Since American pharmaceuticals rely heavily on foreign drug manufacturers, it is contributing to their medication shortages. Nearly all of the pharmaceutical manufacturers that produce the active ingredient within drugs are based outside of the United States. Doctors and pharmacies rely on imports so their customers and patients can receive the necessary treatment. 

Over 95 percent of critical injectable drugs used in America are produced in either China or India. So if there ever were a breakdown in the supply chain or relationship between these countries, it would be classed as a national health risk as some of these drugs, if they are not taken, could be life or death. 
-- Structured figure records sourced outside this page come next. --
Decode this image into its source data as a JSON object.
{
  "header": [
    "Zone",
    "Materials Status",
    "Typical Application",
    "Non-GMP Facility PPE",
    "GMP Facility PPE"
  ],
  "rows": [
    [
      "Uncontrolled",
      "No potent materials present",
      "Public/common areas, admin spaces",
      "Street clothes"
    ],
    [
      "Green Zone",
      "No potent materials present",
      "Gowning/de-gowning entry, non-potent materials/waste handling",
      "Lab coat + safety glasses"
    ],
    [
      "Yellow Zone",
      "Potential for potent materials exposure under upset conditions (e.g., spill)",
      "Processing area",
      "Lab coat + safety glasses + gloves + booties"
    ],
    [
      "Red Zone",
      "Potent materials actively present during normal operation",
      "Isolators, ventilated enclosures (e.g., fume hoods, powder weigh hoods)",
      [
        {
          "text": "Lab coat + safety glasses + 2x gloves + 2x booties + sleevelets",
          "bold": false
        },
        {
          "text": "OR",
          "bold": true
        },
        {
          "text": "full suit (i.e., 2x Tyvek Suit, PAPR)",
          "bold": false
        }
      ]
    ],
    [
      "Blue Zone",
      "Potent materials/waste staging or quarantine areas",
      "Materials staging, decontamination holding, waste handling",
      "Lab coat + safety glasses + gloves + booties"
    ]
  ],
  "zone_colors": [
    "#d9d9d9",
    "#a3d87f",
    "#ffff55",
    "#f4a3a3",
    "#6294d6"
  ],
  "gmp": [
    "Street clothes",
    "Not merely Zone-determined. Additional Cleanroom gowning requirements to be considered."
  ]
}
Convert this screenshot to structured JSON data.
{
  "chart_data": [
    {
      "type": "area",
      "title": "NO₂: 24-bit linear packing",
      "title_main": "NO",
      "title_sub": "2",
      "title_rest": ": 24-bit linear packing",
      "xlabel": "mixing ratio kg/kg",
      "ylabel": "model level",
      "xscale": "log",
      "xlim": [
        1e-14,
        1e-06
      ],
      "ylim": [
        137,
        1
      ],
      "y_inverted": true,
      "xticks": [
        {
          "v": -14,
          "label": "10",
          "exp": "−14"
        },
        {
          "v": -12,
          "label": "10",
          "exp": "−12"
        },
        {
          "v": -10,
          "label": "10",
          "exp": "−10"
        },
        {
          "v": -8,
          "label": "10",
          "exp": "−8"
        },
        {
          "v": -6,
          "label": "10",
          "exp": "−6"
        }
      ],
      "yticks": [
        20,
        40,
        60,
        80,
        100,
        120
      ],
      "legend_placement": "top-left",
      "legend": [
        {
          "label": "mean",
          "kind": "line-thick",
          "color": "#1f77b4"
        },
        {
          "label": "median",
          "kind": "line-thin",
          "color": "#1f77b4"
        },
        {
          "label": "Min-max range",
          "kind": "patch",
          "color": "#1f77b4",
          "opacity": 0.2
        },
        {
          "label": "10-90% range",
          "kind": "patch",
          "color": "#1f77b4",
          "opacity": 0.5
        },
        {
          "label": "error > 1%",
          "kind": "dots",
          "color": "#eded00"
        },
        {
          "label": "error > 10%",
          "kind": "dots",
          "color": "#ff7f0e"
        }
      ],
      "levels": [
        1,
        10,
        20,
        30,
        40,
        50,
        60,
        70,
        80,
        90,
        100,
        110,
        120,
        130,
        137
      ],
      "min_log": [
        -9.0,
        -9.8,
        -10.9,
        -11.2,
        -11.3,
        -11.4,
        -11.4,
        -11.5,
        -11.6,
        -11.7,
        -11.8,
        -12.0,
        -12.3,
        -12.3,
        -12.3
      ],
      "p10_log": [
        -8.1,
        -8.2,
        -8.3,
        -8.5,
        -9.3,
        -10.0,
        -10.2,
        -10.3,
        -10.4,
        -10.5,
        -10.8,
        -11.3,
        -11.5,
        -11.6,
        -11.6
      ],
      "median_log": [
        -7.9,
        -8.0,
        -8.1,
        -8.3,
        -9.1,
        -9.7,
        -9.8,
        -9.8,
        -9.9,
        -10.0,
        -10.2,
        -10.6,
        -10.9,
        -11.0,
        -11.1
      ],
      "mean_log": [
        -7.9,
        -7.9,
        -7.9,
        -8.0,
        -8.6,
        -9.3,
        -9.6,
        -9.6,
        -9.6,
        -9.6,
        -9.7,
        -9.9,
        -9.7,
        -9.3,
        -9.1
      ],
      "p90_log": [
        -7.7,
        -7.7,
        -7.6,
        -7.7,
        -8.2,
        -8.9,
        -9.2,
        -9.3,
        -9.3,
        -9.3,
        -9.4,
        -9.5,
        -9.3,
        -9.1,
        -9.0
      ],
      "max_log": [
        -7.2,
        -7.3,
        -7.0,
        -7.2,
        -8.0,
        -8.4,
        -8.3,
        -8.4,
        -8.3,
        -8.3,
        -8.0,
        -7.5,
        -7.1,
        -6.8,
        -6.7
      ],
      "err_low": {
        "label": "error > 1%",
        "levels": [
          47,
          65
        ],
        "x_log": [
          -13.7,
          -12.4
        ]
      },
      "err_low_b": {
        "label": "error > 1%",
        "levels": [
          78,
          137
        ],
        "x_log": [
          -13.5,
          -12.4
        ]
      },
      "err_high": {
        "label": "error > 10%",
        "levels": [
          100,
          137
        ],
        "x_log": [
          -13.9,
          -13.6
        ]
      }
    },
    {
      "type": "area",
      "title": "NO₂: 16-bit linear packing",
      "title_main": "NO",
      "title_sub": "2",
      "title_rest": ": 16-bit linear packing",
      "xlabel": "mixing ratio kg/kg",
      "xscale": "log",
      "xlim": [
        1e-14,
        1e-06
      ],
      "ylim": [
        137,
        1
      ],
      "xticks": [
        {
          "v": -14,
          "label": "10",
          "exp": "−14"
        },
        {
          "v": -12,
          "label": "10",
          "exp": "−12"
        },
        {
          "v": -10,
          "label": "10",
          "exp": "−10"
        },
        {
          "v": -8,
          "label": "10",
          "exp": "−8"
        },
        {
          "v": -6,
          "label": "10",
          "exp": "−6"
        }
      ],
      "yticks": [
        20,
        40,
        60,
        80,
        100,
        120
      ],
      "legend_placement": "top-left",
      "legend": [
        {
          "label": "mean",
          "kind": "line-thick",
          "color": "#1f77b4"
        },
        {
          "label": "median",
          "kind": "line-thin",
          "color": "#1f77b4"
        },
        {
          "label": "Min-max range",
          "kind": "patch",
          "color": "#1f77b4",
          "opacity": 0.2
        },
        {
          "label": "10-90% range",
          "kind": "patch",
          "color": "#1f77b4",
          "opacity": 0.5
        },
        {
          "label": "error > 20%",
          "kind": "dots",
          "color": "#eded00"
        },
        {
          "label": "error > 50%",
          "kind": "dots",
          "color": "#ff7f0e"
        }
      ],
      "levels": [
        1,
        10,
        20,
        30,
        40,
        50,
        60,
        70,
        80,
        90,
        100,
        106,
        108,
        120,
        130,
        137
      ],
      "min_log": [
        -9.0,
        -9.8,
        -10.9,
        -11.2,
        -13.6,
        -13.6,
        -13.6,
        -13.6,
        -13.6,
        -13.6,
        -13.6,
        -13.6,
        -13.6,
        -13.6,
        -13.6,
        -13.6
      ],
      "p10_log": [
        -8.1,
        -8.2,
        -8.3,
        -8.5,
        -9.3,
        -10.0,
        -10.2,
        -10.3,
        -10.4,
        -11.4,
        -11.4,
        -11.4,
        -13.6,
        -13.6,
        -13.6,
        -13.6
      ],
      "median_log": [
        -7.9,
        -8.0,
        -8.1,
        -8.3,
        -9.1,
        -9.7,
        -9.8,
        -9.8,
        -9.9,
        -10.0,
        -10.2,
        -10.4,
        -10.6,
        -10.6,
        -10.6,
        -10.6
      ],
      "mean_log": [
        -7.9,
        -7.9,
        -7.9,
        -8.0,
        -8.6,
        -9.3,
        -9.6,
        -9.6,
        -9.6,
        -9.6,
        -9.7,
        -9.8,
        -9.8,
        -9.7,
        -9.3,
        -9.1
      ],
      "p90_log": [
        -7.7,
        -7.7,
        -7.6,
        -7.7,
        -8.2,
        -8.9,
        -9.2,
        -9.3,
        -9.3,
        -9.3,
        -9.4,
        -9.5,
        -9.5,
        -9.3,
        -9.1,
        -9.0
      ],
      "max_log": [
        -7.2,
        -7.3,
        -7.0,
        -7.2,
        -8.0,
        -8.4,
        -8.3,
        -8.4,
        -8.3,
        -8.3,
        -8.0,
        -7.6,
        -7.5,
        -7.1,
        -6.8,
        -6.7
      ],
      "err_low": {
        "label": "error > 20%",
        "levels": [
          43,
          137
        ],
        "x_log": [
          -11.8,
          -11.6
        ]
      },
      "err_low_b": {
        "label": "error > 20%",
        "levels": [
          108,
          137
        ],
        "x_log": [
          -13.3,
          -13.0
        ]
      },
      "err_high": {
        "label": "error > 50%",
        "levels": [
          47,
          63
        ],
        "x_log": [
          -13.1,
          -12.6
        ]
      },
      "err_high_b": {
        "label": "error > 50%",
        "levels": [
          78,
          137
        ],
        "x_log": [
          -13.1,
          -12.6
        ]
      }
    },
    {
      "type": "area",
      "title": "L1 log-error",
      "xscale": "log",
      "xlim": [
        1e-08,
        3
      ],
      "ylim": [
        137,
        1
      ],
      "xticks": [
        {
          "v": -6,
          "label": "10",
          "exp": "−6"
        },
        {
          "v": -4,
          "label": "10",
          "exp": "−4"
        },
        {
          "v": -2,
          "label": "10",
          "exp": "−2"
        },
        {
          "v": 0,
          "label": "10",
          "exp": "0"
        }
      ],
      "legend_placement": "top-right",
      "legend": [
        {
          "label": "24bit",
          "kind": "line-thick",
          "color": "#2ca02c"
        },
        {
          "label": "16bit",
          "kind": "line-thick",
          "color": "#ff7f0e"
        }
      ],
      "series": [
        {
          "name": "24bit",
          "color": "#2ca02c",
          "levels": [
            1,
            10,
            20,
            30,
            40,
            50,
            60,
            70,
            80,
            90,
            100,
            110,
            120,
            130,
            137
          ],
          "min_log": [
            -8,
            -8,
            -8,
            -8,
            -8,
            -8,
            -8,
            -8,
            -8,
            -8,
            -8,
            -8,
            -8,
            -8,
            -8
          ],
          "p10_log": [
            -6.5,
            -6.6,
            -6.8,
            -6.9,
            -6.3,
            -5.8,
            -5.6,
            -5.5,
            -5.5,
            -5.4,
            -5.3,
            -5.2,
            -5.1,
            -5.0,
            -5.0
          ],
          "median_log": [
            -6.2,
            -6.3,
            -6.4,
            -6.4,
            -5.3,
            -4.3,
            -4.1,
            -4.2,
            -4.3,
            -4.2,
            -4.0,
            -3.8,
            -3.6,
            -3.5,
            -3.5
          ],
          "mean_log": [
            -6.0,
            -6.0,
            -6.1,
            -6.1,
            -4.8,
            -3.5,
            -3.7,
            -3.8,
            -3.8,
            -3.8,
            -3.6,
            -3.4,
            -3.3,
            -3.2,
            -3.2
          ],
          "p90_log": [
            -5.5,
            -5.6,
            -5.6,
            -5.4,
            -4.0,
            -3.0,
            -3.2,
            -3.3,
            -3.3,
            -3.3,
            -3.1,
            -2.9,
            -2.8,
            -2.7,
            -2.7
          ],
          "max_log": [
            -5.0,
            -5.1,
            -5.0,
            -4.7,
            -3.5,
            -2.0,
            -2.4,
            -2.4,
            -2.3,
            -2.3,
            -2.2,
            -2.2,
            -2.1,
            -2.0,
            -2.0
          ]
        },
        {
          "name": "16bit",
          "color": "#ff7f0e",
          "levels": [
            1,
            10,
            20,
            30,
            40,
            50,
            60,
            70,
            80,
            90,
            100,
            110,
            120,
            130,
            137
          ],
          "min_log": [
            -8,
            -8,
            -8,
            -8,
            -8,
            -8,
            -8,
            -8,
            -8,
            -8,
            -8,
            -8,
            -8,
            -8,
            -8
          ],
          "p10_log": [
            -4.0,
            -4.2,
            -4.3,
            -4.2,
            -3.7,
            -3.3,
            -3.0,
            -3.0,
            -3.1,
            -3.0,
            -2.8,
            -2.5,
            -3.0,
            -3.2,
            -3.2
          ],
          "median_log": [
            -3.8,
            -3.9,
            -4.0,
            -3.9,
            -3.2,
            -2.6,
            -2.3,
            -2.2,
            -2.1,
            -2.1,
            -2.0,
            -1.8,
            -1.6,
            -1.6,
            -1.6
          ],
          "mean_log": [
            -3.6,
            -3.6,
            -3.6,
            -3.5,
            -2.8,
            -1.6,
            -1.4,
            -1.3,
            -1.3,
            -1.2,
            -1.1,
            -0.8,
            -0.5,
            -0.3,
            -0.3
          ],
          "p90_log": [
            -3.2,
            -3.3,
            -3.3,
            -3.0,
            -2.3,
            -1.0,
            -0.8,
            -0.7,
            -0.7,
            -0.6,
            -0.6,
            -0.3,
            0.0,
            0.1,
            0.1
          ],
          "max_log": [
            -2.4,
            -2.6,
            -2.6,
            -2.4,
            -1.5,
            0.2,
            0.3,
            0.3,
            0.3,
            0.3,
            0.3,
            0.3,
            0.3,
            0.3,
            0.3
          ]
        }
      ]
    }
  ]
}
The federal government and pharmaceutical industry leaders also need more visibility on the supply chain of pharmaceuticals entering the United States, as they cannot predict when medication shortages will occur. The Food and Drug Administration (FDA) does not know any supply chain logistics specific to a company or product, making it impossible to reduce these shortages for patients who need the drugs the most. 

Even if they are privy to this information, the people who should be using it to help reduce these shortages or at least notify the suppliers and doctors that there will be shortages in the coming months are not utilizing the information. To help stop medication shortages, the FDA could create a central location where all the vital information is stored, like production volumes. 

Some Democrats are trialing the idea that a team of Federal experts should perform audits and risk assessments on the supply of pharmaceuticals on a regular basis. Also, if industry leaders, government agencies, and pharmaceutical manufacturers started sharing all the information they possess, many people would have a great scope of this issue. 

More investment in the American pharmaceutical industry would ensure that doctors and patients would not have to wait until they receive imports from other countries. America would be more self-sufficient. Putting some of these recommendations into use may cause a shift in the right direction, not just for the pharmaceutical industry but for patients, doctors, and pharmacies alike.